Over the years there has been an explosion in the growth of data. As recently as 2000, digital media accounted for just 25 per cent of all information in the world, but by 2007 it was 94 per cent, according to a study by the University of Southern California.
Although processing power has, in accordance with Moore’s Law, also seen exponential growth, this pace has not been kept up with by memory and disk storage access speeds.
The last few years have seen this problem exacerbated by the growth in social media and by the increase in the amount of data automatically collected by sensors and devices like RFID tags and clickstream tracking software.
The consequence of this divergence is that many enterprises find that traditional database approaches are struggling to keep up with their needs to analyse the increasingly huge volumes of data.
To complicate things, more of this data is unstructured (such as documents and web pages, rather than just numbers), which traditional databases have never been especially good at dealing with.
Industries which have found this a problem include internet marketing companies, social media web sites and financial institutions like hedge funds who want to test trading strategies on historical trading data.
The term Big Data has been coined to describe this issue, and a number of interesting approaches have arisen to tackle it.

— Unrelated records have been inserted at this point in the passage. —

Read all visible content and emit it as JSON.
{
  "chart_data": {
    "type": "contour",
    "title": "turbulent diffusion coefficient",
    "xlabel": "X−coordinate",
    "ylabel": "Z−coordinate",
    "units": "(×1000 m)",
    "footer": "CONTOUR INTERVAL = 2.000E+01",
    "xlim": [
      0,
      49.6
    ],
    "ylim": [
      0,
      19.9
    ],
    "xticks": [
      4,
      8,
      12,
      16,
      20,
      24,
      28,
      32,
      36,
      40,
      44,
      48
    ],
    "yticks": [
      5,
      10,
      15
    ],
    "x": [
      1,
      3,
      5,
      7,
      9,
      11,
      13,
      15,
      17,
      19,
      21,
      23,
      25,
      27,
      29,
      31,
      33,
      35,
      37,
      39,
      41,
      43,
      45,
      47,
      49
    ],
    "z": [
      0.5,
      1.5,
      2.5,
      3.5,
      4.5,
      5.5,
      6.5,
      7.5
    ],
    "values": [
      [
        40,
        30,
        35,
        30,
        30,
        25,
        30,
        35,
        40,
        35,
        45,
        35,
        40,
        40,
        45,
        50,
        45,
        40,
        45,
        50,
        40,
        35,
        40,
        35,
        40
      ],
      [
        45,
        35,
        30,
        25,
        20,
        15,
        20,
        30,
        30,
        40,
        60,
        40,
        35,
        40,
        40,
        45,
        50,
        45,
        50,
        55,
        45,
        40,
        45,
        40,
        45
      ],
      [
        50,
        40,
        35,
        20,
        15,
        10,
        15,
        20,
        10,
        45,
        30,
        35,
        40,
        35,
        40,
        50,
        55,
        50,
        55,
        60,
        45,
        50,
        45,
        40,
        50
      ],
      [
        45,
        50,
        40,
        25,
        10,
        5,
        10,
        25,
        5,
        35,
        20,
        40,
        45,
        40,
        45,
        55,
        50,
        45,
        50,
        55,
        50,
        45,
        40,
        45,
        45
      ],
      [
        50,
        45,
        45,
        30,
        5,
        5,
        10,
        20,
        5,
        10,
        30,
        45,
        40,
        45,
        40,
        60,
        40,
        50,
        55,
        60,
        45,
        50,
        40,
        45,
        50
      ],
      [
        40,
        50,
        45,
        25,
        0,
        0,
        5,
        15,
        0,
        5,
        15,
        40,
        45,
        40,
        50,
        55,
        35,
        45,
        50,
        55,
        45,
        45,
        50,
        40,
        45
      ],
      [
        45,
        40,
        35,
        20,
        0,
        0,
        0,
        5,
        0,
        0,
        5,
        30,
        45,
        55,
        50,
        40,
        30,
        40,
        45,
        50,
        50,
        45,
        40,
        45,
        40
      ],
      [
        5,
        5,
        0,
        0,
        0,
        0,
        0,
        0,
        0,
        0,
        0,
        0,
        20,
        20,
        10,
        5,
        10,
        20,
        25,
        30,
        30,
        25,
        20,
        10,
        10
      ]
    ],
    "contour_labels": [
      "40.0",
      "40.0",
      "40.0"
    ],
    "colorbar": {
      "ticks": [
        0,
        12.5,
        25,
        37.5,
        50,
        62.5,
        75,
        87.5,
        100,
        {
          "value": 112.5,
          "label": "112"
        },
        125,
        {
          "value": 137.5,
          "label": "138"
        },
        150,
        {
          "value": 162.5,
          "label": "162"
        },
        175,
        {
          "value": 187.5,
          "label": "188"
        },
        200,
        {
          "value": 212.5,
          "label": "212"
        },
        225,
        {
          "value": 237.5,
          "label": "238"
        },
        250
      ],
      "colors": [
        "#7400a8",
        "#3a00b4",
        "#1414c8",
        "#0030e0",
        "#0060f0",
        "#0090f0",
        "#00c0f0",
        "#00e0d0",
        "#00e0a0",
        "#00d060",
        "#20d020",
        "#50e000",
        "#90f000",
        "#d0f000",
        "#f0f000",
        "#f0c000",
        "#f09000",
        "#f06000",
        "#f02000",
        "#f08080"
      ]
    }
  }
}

For one thing there has been an explosion of entrants to the previously staid data warehouse market.
Approaching the numbers
Two approaches have come to the fore.
First, traditional relational databases have been optimised for transaction update, and are row-oriented, designed to have tables with a few columns (name, address or product number) and large numbers of rows.
This is what you want for update processing, but in the case of largely read-only processing it can be more efficient to flip this on its head to column-oriented storage.
Pioneered by Sybase, this approach has been taken up by many of the recent analytic database market entrants.
It is easier to compress this style of data, though there is a price to pay in terms of load times and it is not well suited to frequent transactional updates.
However for analytic processing this is not really an issue, and columnar databases can, for certain analytic queries, deliver query performance an order of magnitude faster than traditional approaches.